İSTANBUL (İHA) - Televizyonlar aracılığıyla evlerde izlenen şiddet, terör ve savaş görüntülerinin, özellikle çocuklarda, 'dünyanın güvenli olmadığı' duygusuna sebep olduğu ve depresyona yol açtığı belirtildi.
Yetişkinlerle kıyaslandığında, çocukların şiddet, terör ve savaş olaylarından çok daha fazla etkilendiğine dikkat çeken uzmanlar, çocukların evin içerisindeki konuşmaları takip ettiklerini, gazete ve televizyondaki haberleri seyrettiklerini hatırlatıyor.

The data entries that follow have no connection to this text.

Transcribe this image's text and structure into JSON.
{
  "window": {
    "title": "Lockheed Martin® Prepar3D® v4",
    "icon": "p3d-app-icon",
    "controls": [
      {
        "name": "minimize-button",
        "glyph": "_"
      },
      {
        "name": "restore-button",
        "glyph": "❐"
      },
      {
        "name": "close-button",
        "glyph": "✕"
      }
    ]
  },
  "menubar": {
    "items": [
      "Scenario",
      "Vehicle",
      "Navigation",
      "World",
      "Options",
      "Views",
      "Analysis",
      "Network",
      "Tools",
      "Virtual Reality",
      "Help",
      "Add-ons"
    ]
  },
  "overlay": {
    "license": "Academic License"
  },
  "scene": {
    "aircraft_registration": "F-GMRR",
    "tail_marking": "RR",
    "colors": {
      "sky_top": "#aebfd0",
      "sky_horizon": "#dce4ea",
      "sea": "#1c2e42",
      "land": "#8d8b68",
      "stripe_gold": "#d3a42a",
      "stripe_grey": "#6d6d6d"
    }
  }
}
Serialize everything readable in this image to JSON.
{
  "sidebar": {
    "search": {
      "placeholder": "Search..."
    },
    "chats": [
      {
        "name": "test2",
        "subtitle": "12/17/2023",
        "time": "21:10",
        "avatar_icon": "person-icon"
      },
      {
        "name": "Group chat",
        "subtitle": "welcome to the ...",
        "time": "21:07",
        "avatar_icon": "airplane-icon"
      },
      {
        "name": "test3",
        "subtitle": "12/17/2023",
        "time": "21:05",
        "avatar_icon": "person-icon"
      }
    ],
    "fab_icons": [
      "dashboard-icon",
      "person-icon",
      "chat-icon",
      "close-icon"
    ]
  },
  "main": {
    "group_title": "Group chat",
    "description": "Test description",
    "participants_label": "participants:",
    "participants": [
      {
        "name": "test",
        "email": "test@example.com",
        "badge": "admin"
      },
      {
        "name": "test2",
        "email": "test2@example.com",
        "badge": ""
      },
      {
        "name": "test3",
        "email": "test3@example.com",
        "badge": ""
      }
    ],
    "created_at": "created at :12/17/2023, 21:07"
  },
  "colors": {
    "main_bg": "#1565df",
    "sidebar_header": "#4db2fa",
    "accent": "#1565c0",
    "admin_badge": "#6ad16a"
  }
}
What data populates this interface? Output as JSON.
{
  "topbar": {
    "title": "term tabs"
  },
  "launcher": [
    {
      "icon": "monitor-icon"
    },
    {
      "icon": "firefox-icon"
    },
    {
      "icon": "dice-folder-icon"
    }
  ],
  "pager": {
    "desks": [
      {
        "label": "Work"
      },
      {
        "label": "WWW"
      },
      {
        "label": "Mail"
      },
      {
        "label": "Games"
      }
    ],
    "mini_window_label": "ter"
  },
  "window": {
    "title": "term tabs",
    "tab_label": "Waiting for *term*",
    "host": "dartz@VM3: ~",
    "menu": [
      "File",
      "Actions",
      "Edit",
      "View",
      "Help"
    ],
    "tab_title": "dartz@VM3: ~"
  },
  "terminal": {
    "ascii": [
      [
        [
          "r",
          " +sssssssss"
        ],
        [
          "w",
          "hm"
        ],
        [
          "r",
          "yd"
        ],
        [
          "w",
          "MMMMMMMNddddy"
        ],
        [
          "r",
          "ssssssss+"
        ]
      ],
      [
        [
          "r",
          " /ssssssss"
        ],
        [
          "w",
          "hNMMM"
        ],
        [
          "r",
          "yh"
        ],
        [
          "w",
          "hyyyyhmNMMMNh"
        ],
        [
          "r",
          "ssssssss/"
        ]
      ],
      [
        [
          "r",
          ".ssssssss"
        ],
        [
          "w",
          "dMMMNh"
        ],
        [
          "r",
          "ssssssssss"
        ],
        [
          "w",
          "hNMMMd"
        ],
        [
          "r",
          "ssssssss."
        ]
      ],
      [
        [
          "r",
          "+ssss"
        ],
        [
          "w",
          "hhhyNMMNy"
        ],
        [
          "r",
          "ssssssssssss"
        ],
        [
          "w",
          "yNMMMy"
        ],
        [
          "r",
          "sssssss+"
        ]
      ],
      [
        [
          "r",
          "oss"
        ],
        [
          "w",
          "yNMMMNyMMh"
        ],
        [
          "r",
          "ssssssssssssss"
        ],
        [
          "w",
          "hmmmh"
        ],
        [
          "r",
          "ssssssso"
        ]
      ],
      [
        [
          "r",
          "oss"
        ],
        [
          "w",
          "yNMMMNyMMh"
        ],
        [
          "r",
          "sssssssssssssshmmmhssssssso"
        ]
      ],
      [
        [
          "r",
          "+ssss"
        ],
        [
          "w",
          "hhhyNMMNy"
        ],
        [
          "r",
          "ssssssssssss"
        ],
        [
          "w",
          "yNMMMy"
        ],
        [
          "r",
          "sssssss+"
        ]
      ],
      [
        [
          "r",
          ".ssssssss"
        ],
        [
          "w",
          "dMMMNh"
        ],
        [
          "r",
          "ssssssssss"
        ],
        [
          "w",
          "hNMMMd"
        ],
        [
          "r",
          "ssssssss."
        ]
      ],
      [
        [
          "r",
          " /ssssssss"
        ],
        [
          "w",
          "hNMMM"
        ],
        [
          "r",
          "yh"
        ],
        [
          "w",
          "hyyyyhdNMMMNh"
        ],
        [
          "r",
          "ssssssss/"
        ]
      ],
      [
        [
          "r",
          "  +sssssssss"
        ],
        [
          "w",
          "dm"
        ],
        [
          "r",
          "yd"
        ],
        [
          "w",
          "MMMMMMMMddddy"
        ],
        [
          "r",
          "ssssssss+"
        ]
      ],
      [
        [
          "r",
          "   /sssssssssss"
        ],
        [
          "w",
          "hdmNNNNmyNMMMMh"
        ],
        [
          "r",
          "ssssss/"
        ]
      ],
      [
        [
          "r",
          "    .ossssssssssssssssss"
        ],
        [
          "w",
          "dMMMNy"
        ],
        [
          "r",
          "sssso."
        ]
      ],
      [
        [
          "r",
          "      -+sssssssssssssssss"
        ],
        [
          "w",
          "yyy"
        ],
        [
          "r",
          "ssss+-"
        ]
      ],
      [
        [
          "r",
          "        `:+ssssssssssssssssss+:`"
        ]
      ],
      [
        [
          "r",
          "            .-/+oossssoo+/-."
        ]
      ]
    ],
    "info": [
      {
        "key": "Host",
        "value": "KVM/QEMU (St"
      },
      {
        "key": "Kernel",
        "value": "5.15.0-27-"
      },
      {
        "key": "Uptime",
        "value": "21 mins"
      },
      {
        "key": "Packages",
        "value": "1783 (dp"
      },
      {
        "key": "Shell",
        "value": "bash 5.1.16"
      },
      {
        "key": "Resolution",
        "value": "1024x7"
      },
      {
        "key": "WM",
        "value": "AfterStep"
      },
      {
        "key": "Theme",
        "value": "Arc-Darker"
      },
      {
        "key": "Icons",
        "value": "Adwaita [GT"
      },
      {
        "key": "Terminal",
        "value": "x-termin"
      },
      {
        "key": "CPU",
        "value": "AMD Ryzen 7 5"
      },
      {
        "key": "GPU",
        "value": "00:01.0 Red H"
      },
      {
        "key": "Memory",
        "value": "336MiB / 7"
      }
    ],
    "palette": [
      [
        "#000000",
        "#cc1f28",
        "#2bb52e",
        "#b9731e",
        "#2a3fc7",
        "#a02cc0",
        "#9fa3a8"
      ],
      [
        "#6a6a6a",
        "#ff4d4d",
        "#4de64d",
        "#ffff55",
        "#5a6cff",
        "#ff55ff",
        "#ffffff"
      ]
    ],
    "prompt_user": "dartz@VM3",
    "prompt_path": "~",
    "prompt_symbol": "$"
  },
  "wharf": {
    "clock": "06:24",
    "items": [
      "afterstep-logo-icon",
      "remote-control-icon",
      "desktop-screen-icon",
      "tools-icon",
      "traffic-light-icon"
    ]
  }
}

Uzmanlar, bu durumda yaşananların, çocuklarda, kaygılanmada artış, gençlerde ise genel güvensizlik hissine sebep olduğunu bildiriyor.
Özellikle çocukların, yaşananların, 'felaket seviyesinde kötü bir olay' olduğunu anladıklarında, 'Bize de aynı şeyler olursa', 'Ölüm ne demek?', 'Herkes böyle mi ölür?' ve buna benzer bir çok soruları kendilerine sormaya başladıklarını vurgulayan uzmanlar, "Böylece, gençlerin dünyaya bakışlarına olumsuz
yaklaşım hakim oluyor. 'Hayatın aslında ne kadar kötü olduğu' hissine kapılıyorlar. Bütün bunlar, ciddi bir depresyona sebep olabiliyor" diyorlar.
DUYARSIZLIK ALARMI Savaş, terör ve doğal afet gibi olayların, çocukların ve gençlerin hayata bakışlarında karamsarlığa ve güvensizliğe sebep olabildikleri gibi, ciddi bir duyarsızlığa da yol açabildiklerini ifade eden uzmanlar, seyrettikleri sahnelere alışmaya başlayan çocuk ve gençlerin, olaylara film seyreder gibi bakmaya başladığını, aslında bunun altında yatanın, farkında olmadan kendilerini yara almaktan korumaya ve etkilenmemeye çalışmaları olduğunu kaydediyor.
Uzmanlar, yaşanan olayların etkileri dikkate alındığında, çocuklara, televizyonda yer alan terör ve savaş sahnelerini seyretmelerinin kesinlikle önerilmediğini bildiriyor.
ÖLÜMÜ ANLATMAK
Uzmanlar, şiddet olaylarına bağlı olarak çocukların, değişik biçimlerde ölümle ilgili sorular sormaya başladıklarına dikkat çekerek, bu konuda dikkatli olunması gerektiğini belirtiyor. Ölümün çocuklara anlatılmasında iki ayrı bakış açısı olduğunu vurgulayan uzmanlar, bunları ise "Birincisinde ölüm, cennet kavramıyla birleştirilerek, hayatın devam edeceği anlatılır. İkinci olarak da 'insanlar fiziki olarak var olmasalar da sevdiklerinin kalbinde yaşamaya devam ederler' anlatımı kullanılır. Her iki anlatımda da ortak olan önemli nokta, ölümün bir son olarak konumlandırılmamasıdır" şeklinde açıklıyorlar.
GÜVEN DUYGUSU OLUŞTURMAK Uzmanlar, şiddetin meydana getirdiği olumsuz etkiler dikkate alındığında, çocukların kendilerini güvende hissedecekleri ortamı sağlamanın da önemli olduğunu ifade ederek, "Buradaki temel kural, asla yalan söylememek olarak özetlenmektedir. Bu sebeple, 'Bize hiçbir şey olmayacak' gibi sözler verilmemelidir. Doğru olan, 'Sen merak etme. Biz güvende olalım diye elimden gelen her şeyi yapıyorum. Senin güvenliğini sağlamak için alınabilecek her türlü tedbiri almaya çalışıyorum' gibi açıklamalar yapılmalıdır. Daha ileri yaşlardaki gençlere ise, hayatın kimi zaman çıkışları olduğu gibi kimi zaman da inişleri olduğu anlatılabilir. Çocuklardaki kaygı ve mutsuzluk, günlük hayatlarını aksatacak kadar artıyorsa, aşırı hırçınlık ve uyku bozuklukları baş göstermiş ise hemen profesyonel yardım alınmalıdır" diyorlar.